Life doesn’t always go according to plan. You filed Chapter 13 bankruptcy with every intention of completing your three-to-five-year repayment plan, but circumstances have changed.
The good news? You’re not locked into Chapter 13 forever. Converting to Chapter 7 is possible.
What Makes Chapter 13 and Chapter 7 Different
Chapter 13 bankruptcy is built around repayment. You propose a plan to pay back some or all of your debts over three to five years, depending on your income level. You keep your property, including your home and car, as long as you stay current on your plan payments.
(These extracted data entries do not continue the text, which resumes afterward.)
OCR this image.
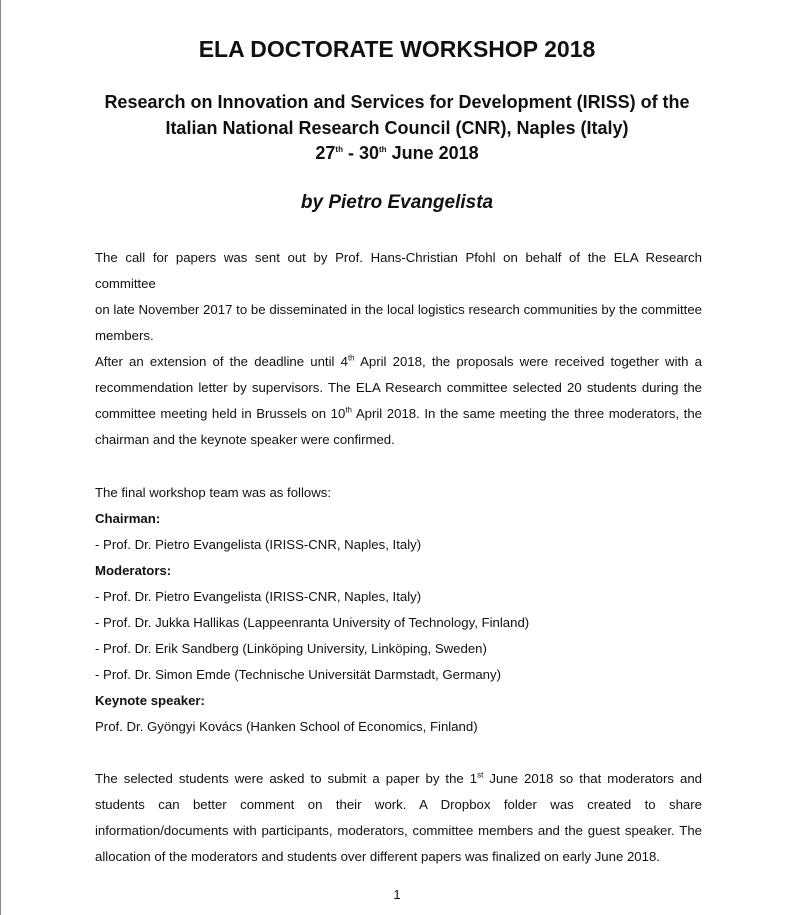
ELA DOCTORATE WORKSHOP 2018
Research on Innovation and Services for Development (IRISS) of the
Italian National Research Council (CNR), Naples (Italy)
27th - 30th June 2018

by Pietro Evangelista

The call for papers was sent out by Prof. Hans-Christian Pfohl on behalf of the ELA Research committee
on late November 2017 to be disseminated in the local logistics research communities by the committee
members.
After an extension of the deadline until 4th April 2018, the proposals were received together with a
recommendation letter by supervisors. The ELA Research committee selected 20 students during the
committee meeting held in Brussels on 10th April 2018. In the same meeting the three moderators, the
chairman and the keynote speaker were confirmed.
The final workshop team was as follows:
Chairman:
- Prof. Dr. Pietro Evangelista (IRISS-CNR, Naples, Italy)
Moderators:
- Prof. Dr. Pietro Evangelista (IRISS-CNR, Naples, Italy)
- Prof. Dr. Jukka Hallikas (Lappeenranta University of Technology, Finland)
- Prof. Dr. Erik Sandberg (Linköping University, Linköping, Sweden)
- Prof. Dr. Simon Emde (Technische Universität Darmstadt, Germany)
Keynote speaker:
Prof. Dr. Gyöngyi Kovács (Hanken School of Economics, Finland)
The selected students were asked to submit a paper by the 1st June 2018 so that moderators and
students can better comment on their work. A Dropbox folder was created to share
information/documents with participants, moderators, committee members and the guest speaker. The
allocation of the moderators and students over different papers was finalized on early June 2018.
1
This chapter works well for people with a steady income who need time to catch up on mortgage arrears or car payments.
Chapter 7 takes a different approach entirely. It’s often called “liquidation bankruptcy” because a trustee can sell your non-exempt assets to pay creditors. Most people don’t lose anything because Minnesota’s exemption laws protect necessities like your home equity up to certain limits, your car, household goods, and retirement accounts. The entire process typically wraps up in three to four months, and you walk away with qualifying debts discharged.
The payment structure sets these chapters apart more than anything else. Chapter 13 requires monthly payments to a trustee who distributes funds to creditors. Chapter 7 has no payment plan. Once you file, the automatic stay stops collection efforts, and within months, your dischargeable debts disappear.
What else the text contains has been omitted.